The remainder, and by far the longest section, is a sour litany of complaint, a bitter protest against the “long train of abuses and usurpations” inflicted by a king prone to “repeated injuries” against his long-suffering (and loudly caterwauling) American subjects.
Whether protesting police brutality and centuries of racial injustice, or whining and venting via Twitter from the Oval Office, contemporary Americans have nothing on the seething colonists. They raged against a foe who “plundered our seas, ravaged our Coasts, burnt our towns, and destroyed the lives of our people.” The Declaration rails against mercenaries dispatched by the king “to complete the works of death, desolation, and tyranny, already begun with circumstances of Cruelty & perfidy scarcely paralleled in the most barbarous ages.”

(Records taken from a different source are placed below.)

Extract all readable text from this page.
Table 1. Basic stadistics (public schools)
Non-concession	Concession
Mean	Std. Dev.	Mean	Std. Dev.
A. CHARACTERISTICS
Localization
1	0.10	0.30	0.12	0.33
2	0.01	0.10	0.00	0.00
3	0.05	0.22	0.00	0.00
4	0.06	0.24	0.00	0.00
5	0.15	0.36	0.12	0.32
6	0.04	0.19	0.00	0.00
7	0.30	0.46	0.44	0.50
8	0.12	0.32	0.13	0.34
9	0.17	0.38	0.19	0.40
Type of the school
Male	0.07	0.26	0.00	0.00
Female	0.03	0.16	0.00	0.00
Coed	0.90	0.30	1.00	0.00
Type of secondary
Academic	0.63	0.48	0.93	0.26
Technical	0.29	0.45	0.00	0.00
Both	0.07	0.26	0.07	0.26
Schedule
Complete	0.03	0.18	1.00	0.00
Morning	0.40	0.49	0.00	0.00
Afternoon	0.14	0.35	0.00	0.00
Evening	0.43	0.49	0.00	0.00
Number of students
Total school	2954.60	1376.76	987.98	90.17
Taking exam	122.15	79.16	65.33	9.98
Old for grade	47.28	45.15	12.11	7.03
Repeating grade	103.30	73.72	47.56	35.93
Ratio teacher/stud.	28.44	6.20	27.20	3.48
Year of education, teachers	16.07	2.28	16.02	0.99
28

There was plenty of barbarism about. The Declaration’s main author, whose able mind was free to roam while his slaves took care of business, grew so spiteful of Britain that he soon abandoned his very English taste for Madeira and Port, proving a true patriot could survive on fine Bordeaux.
It never ceases to amaze that such fortune-favored hands were so tightly clenched. Those who signed risked death, and soon inflicted it. Yet despite their deep anger, and the high stakes, their grievances faded quickly. It wasn’t long before fireworks and parades supplanted abuses and usurpations as the stuff of the 4th. At the Declaration’s jubilee, in 1826, there was an outpouring of self-congratulation but very little in the way of outrage. In our own time, the royal target of the founders’ rage has been reduced to comic relief.
Now all that remains is the heart of the matter: a concise moral vision, and a spur to reimagining the human condition. The vision laid the basis for a more equitable nation. The spur is a reminder that the leveling of human value that the founders declared self-evident is not evident at all — at least not in the ways and means of the modern nation.
The vision and the spur is also what distinguishes protests against injustice from rancid complaints from the White House. The former seek to realize the self-evident truth. The latter are solipsism. Only one grievance is anchored in the higher calling that, for many Americans, is all we remember of the Declaration:
We hold these truths to be self-evident, that all men are created equal, that they are endowed by their Creator with certain unalienable Rights, that among these are Life, Liberty and the pursuit of Happiness.